Ikeda’s second undertaking was riskier, as the process of firing always is. For it is always possible that, no matter how functionally perfect the form of a pot is, or how beautifully glazed its surface, it will nevertheless crack during the long process of firing. During that process, the heat must be kept at a constant temperature. Likewise, once that process is over, the cooling must occur naturally. Otherwise, the pot will shatter. During this process it is hidden within the depths of the kiln where the potter cannot see it; he can only proceed with faith that his efforts will be a success. More than anything, he has to believe in the whole process.
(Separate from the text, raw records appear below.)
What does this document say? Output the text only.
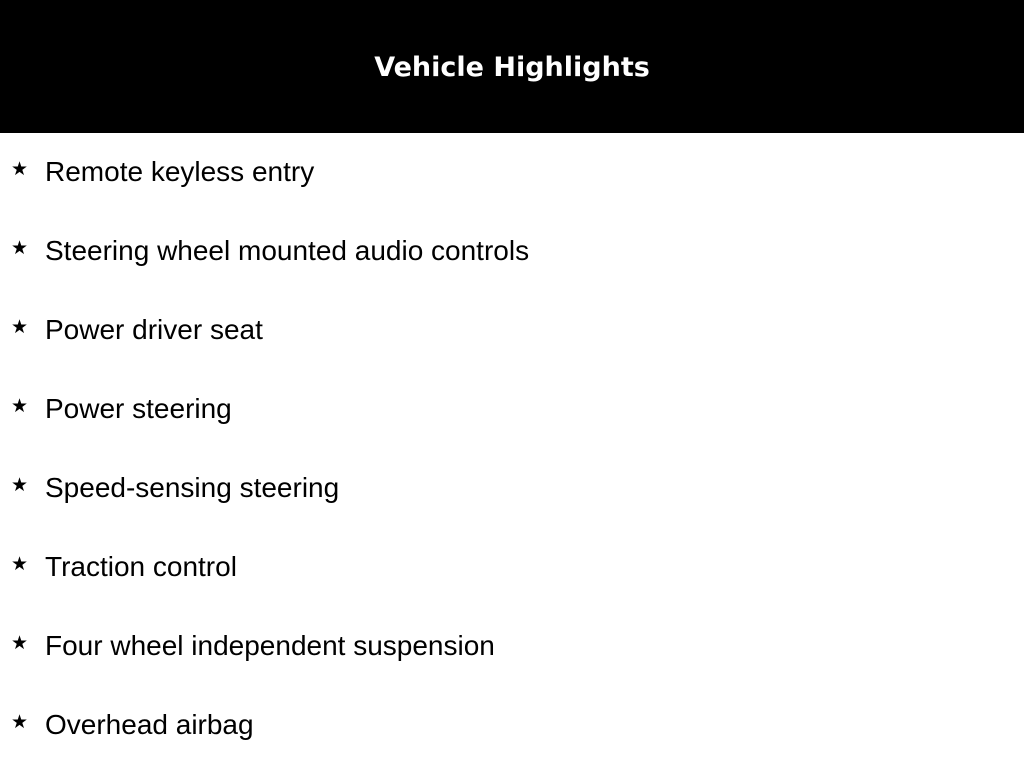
Vehicle Highlights
★ Remote keyless entry
★ Steering wheel mounted audio controls
★ Power driver seat
★ Power steering
★ Speed-sensing steering
★ Traction control
★ Four wheel independent suspension
★ Overhead airbag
And this is difficult, given the kinds of pressures that the pot is exposed to within the kiln.

Ikeda conducted that “firing” process largely through dialogue—with other Soka Gakkai members, with world leaders and scientists, and with an ever-widening circle of artists, writers, and intellectuals from around the world who shared a common concern with peace. Throughout this process, his aim was to refine the teachings of the Soka Gakkai so that it is clear what they stand for and (the importance of this cannot possibly be overstated) what they actually are. For the danger of any universal spiritual teaching is that its appeal may be so broad that in the end it cannot hold together and simply falls apart.

In this process, Daisaku Ikeda was aided by the history of the Soka Gakkai itself, which emerged phoenix-like from the ashes of World War II, having endured its dehumanizing deprivations and witnessed its horrors— including the atom bomb. From the beginning, the Soka Gakkai’s approach to Buddhism was focused on the fundamental dignity of human life—affirming it, protecting it, and convincing others to do the same. Ikeda’s whole philosophy clusters around the word life—LIFE with capital letters is how I once heard it described. As a unifying idea at the heart of Ikeda’s teachings, it has proved both durable and versatile.

Today, in his eighties, Ikeda continues to extend and develop that idea in dialogue with others, focusing increasingly on the interdependence of life in all of its many aspects, both human and nonhuman species, and the need to protect them all. It’s an approach to Buddhism that is almost, but not quite, bigger than Buddhism. You might say that the Soka Gakkai is Buddhism taken as far as Buddhism—or, for that matter, any religion—can go.